Farzaneh Olianezhad, PhD
Postdoctoral Fellow, Nash Family Department of Neuroscience, Icahn School of Medicine at Mount Sinai

Farzaneh is a postdoctoral fellow in the Gulli Lab within the Nash Family Department of Neuroscience and the Friedman Brain Institute at the Icahn School of Medicine at Mount Sinai. Her research examines how abstract representations of prior experience are formed, maintained, and recruited to guide adaptive choices in novel situations. She is particularly interested in how the hippocampus, thalamus, and prefrontal cortex work together to support learning and memory-guided behavior, and how this circuitry might be targeted to treat cognitive dysfunction. To address these questions, she combines virtual reality, large-scale electrophysiology across multiple brain regions, and quantitative behavioral analysis in nonhuman primates.
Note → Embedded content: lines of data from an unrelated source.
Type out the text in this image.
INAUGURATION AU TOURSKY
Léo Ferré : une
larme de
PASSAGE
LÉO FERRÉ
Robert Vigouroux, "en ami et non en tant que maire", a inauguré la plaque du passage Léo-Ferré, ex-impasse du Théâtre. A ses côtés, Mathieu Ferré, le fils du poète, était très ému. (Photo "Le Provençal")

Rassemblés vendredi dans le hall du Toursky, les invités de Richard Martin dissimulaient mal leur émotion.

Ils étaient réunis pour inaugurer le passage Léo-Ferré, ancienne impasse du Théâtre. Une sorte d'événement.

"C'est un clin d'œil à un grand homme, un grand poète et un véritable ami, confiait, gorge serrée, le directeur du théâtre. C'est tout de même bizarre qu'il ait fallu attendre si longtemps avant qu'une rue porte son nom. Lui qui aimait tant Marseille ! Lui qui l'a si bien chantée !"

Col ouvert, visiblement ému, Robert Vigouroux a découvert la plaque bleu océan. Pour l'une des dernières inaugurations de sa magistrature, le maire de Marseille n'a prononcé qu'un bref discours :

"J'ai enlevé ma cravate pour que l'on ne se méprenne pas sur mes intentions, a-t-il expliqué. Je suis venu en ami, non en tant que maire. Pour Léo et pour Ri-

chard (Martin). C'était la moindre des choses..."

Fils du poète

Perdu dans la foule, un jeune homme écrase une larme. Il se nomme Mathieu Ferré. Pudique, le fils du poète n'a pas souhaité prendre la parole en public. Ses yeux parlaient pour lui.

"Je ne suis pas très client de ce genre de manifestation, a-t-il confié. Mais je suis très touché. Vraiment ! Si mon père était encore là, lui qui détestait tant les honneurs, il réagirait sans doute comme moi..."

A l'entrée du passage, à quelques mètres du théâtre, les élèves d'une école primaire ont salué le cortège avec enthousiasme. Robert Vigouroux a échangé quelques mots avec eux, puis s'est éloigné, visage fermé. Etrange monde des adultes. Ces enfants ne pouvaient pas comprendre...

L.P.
Farzaneh completed both her BSc and MSc in Electrical Engineering in Tehran, Iran, before moving to the United States to pursue her PhD in Vision Science at the State University of New York with Dr. José-Manuel Alonso. Her doctoral work drew on vision science, computational modeling, and systems neuroscience to investigate the neural basis of binocular vision. Using multielectrode recordings from primary visual cortex, she characterized differences between the monocular receptive fields of binocular neurons and developed computational frameworks describing how subtle disruptions in cortical processing can give rise to pronounced perceptual distortions in binocular deficits.